День был ясный, веселый. Деревья на начинавшем бледнеть солнце пестрели уже разноцветными листьями. От легкого ветерка в воздухе носились нити паутинника. Год был урожайный, и все выглядывало весело, довольно; только Гаврила был пасмурен, как дождливая туча. Когда принесли вино, то на сходку пошел и Гаврила. Он разделил со стариком приходившуюся на их дом долю вина и выпил в надежде, что хоть выпивка прогонит обуявшую его хандру. Но водка на него не действовала. Он точно не пил ее, хотя на других та же водка производила совсем другое действие, Гаврила видел, как оживляются лица мужиков, как развязываются языки. Вместо тихих речей стали слышаться крики, то и дело раскатывались взрывы смеха, и когда бочонок был осушен, мужики совсем преобразились. Поднялся шум, галдеж. Кто-то попробовал запеть песню, но у него не вышло. Наконец из толпы выделились три мужика, взялись за руки и пошли по деревне, запевши: "В непогоду ветер".

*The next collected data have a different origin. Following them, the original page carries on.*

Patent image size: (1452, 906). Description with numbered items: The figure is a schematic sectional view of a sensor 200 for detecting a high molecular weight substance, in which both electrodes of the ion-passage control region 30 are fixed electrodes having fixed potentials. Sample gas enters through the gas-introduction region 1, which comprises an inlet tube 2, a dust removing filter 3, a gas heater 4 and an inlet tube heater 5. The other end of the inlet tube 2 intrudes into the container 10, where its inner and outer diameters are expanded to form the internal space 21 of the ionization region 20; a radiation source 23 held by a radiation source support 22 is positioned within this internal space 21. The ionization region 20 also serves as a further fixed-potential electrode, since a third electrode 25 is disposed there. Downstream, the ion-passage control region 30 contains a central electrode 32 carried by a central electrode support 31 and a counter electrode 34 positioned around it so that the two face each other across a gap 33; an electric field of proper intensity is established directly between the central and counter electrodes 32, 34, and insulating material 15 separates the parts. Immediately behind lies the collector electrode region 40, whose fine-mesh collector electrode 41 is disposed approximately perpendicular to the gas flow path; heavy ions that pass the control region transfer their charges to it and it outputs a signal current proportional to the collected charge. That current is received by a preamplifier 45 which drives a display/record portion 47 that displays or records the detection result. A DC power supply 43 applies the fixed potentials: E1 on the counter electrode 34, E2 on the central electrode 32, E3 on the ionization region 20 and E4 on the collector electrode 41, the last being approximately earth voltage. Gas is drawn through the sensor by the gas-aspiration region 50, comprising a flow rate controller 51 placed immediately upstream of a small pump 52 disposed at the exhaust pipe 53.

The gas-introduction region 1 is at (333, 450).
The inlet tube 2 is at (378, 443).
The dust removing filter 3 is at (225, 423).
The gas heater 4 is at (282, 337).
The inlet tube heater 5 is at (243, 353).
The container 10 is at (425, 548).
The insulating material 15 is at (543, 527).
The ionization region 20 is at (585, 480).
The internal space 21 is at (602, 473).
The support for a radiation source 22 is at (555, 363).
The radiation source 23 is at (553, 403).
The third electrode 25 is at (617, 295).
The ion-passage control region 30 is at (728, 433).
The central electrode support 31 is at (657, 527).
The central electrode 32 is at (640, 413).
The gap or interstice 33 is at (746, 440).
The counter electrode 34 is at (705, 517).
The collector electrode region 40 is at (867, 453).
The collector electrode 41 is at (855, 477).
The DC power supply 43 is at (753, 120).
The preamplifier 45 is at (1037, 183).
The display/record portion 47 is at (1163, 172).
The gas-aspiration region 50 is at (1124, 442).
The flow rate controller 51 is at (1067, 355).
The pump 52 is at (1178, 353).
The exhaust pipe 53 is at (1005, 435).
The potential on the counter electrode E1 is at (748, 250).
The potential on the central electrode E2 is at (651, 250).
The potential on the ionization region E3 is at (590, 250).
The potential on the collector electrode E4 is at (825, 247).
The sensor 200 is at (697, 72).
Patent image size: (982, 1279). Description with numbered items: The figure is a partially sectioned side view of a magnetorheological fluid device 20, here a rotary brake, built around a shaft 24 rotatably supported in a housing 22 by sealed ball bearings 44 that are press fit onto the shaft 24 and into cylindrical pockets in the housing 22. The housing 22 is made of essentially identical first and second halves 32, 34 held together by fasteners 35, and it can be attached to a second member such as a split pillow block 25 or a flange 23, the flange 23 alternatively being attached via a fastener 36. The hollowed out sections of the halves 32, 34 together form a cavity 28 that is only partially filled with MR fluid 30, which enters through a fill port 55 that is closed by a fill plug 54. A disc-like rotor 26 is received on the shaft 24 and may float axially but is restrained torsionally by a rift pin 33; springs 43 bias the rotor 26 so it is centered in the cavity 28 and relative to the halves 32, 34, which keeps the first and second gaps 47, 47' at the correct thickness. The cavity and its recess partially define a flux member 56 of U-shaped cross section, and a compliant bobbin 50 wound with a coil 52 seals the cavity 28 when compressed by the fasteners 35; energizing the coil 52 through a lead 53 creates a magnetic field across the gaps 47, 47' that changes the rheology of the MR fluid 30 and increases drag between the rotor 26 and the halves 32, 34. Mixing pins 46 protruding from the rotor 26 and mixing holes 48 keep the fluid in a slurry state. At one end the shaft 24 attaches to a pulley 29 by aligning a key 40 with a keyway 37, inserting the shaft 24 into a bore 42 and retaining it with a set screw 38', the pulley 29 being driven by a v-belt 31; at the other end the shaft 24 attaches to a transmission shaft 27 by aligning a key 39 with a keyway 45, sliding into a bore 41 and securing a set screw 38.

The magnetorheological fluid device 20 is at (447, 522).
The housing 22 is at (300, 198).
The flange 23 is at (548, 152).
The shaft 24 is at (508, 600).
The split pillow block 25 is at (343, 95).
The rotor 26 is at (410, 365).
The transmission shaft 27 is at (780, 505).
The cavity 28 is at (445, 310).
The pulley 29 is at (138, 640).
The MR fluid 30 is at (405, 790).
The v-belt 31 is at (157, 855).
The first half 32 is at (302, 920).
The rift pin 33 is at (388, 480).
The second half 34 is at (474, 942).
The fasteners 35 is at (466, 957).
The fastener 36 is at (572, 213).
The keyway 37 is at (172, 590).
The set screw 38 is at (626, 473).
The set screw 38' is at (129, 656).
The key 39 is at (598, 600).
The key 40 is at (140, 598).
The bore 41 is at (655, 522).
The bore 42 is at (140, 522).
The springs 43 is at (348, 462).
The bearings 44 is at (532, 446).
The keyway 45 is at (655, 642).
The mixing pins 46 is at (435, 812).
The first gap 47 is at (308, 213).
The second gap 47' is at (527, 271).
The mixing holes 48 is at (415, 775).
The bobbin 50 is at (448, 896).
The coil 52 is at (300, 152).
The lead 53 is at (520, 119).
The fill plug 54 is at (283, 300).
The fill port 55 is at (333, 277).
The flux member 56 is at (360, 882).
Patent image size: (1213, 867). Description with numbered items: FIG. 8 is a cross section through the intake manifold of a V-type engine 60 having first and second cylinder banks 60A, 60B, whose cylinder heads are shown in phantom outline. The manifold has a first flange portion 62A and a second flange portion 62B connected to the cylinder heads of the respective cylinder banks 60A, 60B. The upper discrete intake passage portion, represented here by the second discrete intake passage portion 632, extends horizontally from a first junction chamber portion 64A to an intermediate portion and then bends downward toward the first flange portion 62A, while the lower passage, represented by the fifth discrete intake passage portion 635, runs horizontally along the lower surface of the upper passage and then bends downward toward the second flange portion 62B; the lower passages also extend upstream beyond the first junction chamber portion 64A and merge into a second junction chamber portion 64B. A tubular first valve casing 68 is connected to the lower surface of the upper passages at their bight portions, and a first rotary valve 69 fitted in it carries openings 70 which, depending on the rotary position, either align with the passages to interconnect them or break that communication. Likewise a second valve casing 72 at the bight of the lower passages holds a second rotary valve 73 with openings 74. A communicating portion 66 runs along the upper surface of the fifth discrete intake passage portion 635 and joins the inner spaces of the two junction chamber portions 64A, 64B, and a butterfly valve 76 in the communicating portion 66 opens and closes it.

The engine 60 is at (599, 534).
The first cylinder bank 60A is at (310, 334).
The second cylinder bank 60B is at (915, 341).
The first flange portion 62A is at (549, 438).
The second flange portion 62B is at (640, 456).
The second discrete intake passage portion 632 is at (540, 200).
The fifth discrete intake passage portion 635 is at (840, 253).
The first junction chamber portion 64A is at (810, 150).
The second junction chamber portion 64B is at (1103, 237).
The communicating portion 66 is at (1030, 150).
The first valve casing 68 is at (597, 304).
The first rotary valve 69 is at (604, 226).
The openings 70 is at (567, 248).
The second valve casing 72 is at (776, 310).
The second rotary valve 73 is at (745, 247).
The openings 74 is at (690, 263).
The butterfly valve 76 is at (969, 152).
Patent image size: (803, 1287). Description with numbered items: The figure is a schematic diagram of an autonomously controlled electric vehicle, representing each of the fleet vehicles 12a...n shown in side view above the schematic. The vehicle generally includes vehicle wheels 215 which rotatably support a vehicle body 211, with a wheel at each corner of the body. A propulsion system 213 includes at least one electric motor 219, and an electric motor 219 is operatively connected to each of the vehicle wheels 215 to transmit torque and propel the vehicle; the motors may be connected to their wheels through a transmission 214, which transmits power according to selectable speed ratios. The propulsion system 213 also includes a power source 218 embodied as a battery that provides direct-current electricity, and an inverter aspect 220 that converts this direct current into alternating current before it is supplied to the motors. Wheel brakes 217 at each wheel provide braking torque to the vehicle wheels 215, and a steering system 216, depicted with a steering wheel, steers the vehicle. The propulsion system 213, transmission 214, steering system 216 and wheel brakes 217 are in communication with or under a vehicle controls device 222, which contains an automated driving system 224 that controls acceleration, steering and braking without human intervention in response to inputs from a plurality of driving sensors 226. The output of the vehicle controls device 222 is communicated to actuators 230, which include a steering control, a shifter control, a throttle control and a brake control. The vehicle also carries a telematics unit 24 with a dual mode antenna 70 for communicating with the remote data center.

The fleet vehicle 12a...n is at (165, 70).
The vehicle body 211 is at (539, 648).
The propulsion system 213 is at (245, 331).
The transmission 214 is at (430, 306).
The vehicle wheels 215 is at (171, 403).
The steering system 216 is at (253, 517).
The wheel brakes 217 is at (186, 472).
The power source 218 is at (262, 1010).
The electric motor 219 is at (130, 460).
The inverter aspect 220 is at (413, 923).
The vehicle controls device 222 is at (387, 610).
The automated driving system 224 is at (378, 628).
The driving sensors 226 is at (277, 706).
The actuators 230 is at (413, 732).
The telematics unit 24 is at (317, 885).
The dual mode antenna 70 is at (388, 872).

Голоса были хорошие, пели стройно. Особенно отличался один подголосок; от этого песня выходила сильнее. Гаврилу она задела прямо за сердце.
"Нету-у сил, уста-ал я-а с этим горем биться!" -- пели мужики.
Эти слова так близко касались души Гаврилы, что вызвали в нем целую бурю жгучих ощущений. У него закипело внутри и в глазах больно закололо.